Sistem kapitalistik yang dianut hanya berorientasi terhadap keuntungan semata. Sangat wajar ketika lahir para penguasa yang sangat mudah melepas tanggung jawabnya dalam memenuhi kebutuhan rakyat serta krisis kepekaan, kepedulian dan keprihatinan penguasa negeri ini terhadap kondisi rakyat pada saat ini.

Hal ini berbeda dalam pandangan islam. Islam telah mensyariatkan kepada para gubernur untuk peduli dan memperhatikan kondisi rakyatnya. Bukan untuk pencitraan karena mengawali menjabat ataupun selama menjabat demi mendapatkan simpatik rakyat. Para gubernur dalam Islam memastikan kondisi rakyatnya tanpa harus disorot awak media.
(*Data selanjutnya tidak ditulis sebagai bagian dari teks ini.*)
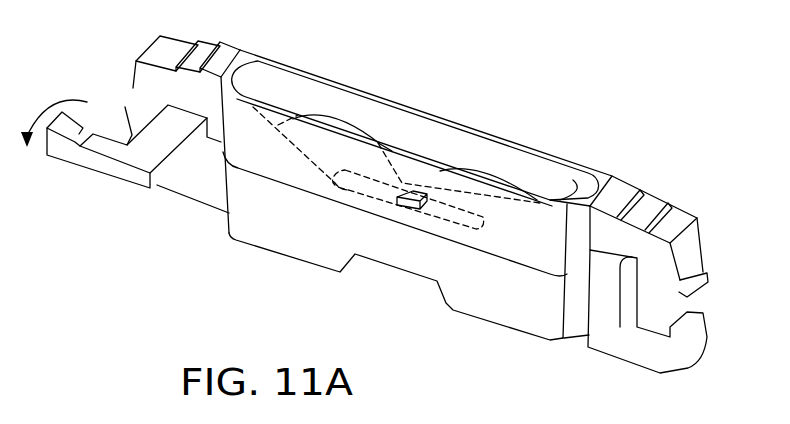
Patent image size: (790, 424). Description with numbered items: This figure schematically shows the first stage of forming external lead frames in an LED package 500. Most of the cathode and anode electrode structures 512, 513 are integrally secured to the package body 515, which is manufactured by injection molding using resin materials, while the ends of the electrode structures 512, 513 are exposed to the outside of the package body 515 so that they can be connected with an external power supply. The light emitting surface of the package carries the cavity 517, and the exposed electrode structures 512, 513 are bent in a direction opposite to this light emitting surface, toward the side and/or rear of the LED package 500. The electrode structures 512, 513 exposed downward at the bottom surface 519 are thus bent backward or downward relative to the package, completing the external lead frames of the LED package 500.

The LED package 500 is at (746, 77).
The cathode electrode structure 512 is at (163, 118).
The anode electrode structure 513 is at (605, 313).
The package body 515 is at (602, 212).
The cavity 517 is at (303, 88).
The bottom surface 519 is at (488, 292).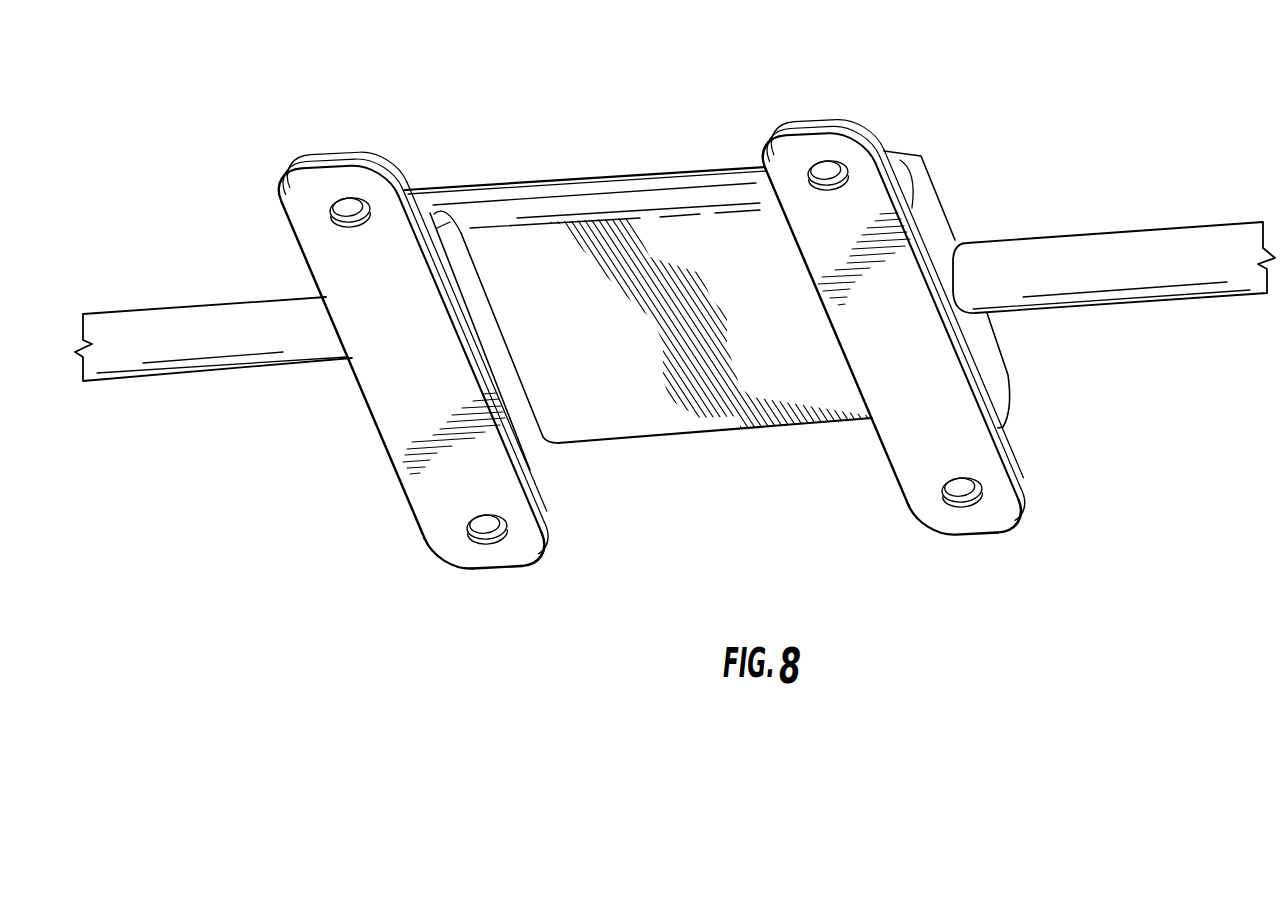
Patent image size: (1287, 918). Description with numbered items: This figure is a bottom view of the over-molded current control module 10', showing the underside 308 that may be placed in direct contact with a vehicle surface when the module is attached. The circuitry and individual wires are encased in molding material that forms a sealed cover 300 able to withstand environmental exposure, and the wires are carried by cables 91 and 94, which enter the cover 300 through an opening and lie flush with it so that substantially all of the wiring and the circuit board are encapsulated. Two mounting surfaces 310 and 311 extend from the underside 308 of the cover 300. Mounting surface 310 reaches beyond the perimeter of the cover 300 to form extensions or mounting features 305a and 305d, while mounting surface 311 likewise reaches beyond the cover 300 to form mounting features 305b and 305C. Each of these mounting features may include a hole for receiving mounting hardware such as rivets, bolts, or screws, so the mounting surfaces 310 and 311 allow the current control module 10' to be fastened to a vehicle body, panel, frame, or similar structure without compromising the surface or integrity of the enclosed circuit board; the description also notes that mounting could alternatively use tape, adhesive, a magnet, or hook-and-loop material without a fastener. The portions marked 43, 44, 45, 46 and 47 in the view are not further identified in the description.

The current control module 10' is at (674, 330).
The cover 300 is at (530, 207).
The underside 308 is at (748, 417).
The mounting surface 310 is at (310, 237).
The mounting surface 311 is at (960, 413).
The mounting feature 305a is at (548, 551).
The mounting feature 305b is at (1028, 513).
The mounting feature 305C is at (809, 128).
The mounting feature 305d is at (364, 151).
The first side 43 is at (345, 431).
The second side 44 is at (413, 580).
The third side 45 is at (557, 596).
The fourth side 46 is at (893, 90).
The fifth side 47 is at (986, 560).
The cable 91 is at (202, 279).
The cable 94 is at (1120, 205).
Bahkan, mereka mencontoh pemimpin di atas mereka, memastikan kondisi rakyat dengan sembunyi-sembunyi dan penyamaran. Tak jarang rakyat sering tidak mengetahui jika mereka sedang berhadapan dengan para pejabat Khilafah. Hingga Khalifah juga jajarannya memahami betul permasalahan yang dihadapi oleh rakyatnya.

Tepat pulalah dalam mengambil langkah-langkah solusi dan menetapkan berbagai kebijakan untuk menuntaskan masalah dengan cepat. Tanpa ada satu pun yang ditutup-tutupi oleh rakyat dan para pejabatnya. Bahkan, dengan ketegasan, seorang Khalifah Umar bin Khaththab pernah memecat seorang gubernur yang tidak melihat orang yang sakit dan tidak memperbolehkan orang-orang yang lemah masuk ke kantornya.

Luar biasa perhatian Khalifah dan jajarannya rakyat, hingga sulit menemukan celah atas kecacatan dari pengurusan mereka. Memang miris hidup dalam sistem demokrasi kapitalisme, pengurusan hajat hidup orang banyak malah dikomersialkan. Sudah seharusnya umat makin yakin untuk beralih kepada Islam beserta seperangkat aturannya, karena telah terbukti mampu mengurus rakyat, peduli, dan bertanggung jawab atas kebutuhan hidup mereka.